Weigel writes, interestingly enough, from his own experience of losing a job (not just any job, but a WaPo job!) over incautious off-the-record remarks he made that were revealed to the world in the famous if vastly overblown JournoList “scandal.”
In January 2009, after moving from the libertarian Reason to the left-leaning Washington Independent, I was invited to join an extant liberal listserv called JournoList. Founded by Ezra Klein, purportedly off the record, it sprung leaks when its members went particularly rough on people they didn’t like. In March 2010, I was hired by the Washington Post to cover the conservative movement, while on the List I was cracking wise (and occasionally cruelly—I joked about a guy’s heart attack?) about some of the people on that beat.

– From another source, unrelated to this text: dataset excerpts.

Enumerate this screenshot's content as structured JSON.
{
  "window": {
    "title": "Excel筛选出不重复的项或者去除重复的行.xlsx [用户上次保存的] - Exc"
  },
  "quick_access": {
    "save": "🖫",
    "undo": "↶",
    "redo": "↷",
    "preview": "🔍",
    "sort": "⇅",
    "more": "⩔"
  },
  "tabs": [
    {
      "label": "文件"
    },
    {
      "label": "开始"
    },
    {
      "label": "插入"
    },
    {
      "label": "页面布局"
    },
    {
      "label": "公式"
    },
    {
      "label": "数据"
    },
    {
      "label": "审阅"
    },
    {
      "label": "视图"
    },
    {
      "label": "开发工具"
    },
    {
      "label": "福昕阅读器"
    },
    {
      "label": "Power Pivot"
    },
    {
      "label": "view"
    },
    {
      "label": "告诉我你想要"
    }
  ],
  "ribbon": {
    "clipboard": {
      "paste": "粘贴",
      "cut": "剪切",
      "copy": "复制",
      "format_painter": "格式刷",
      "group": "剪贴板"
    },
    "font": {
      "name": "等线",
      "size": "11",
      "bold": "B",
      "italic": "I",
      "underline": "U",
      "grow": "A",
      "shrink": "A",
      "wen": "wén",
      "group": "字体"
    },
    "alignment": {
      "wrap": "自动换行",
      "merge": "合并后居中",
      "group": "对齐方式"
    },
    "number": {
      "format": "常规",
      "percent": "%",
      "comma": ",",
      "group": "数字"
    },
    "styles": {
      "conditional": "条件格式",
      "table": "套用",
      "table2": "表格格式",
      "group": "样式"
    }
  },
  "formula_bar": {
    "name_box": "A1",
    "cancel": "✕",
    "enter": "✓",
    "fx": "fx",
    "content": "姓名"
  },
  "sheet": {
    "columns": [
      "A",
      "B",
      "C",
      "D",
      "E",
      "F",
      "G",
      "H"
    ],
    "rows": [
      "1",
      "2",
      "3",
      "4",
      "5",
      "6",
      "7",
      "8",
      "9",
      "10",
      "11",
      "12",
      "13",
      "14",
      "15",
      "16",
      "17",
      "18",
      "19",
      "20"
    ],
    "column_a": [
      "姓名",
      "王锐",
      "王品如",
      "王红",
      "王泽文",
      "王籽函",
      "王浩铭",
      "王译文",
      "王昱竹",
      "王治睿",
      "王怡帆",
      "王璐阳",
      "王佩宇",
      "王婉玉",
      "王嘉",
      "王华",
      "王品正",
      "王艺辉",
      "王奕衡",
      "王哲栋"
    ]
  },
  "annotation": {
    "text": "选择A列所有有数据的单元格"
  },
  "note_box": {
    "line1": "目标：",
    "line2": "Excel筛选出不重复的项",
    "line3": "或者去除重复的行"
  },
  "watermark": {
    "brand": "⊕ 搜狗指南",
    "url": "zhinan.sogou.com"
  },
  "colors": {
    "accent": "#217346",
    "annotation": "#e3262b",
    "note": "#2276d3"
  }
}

In June 2010, two outlets published a collection of my choicest insults. I offered to resign on a Thursday; the resignation was accepted 12 hours later, after more emails were released. That was around four times as fast as Eliot Spitzer’s scandal-to-resignation timeline, and 24 times faster than Anthony Weiner’s. Like Spitzer, and unlike Weiner, I never denied the charges. But of course I didn’t. This was 2010—who’d buy “I got hacked” as a cover story?….
I tried to be contrite, apologizing to the people I’d insulted then figuring out whether I could still be trusted as a reporter. It turned out that I could, because no one was really comfortable with the idea of profane emails blacklisting you from politics. I really was sorry, and the people I talked to were either sorry or confused that there was a scandal at all. Once they’d beaten me, critics revealed that they didn’t know what else to do.
Weigel figures the tainted pols have had similar experiences, only intensified by the politician’s ego:
Sanford, Weiner, and Spitzer believe in their new personas. Their new, post-scandal, open-collar and confession personas are much stronger than the pol-with-a-secret images that were ripped away. The haters, having won, stopped caring about them; the only people they heard from were fans. Paradoxically, trading their old and complicated narratives for “comeback kid” narratives really does make them stronger than the average candidate. If they had shame, you’d never have heard their names in the first place.
It’s a pretty compelling argument. But the more interesting politicians are those with a scandal who never suffered any real repercussions for their misdeeds–true Teflon sinners. David Vitter had some uncomfortable days and undoubtedly some private agonies. But he’s politically strong without going through the crucible of defeat. Go figure.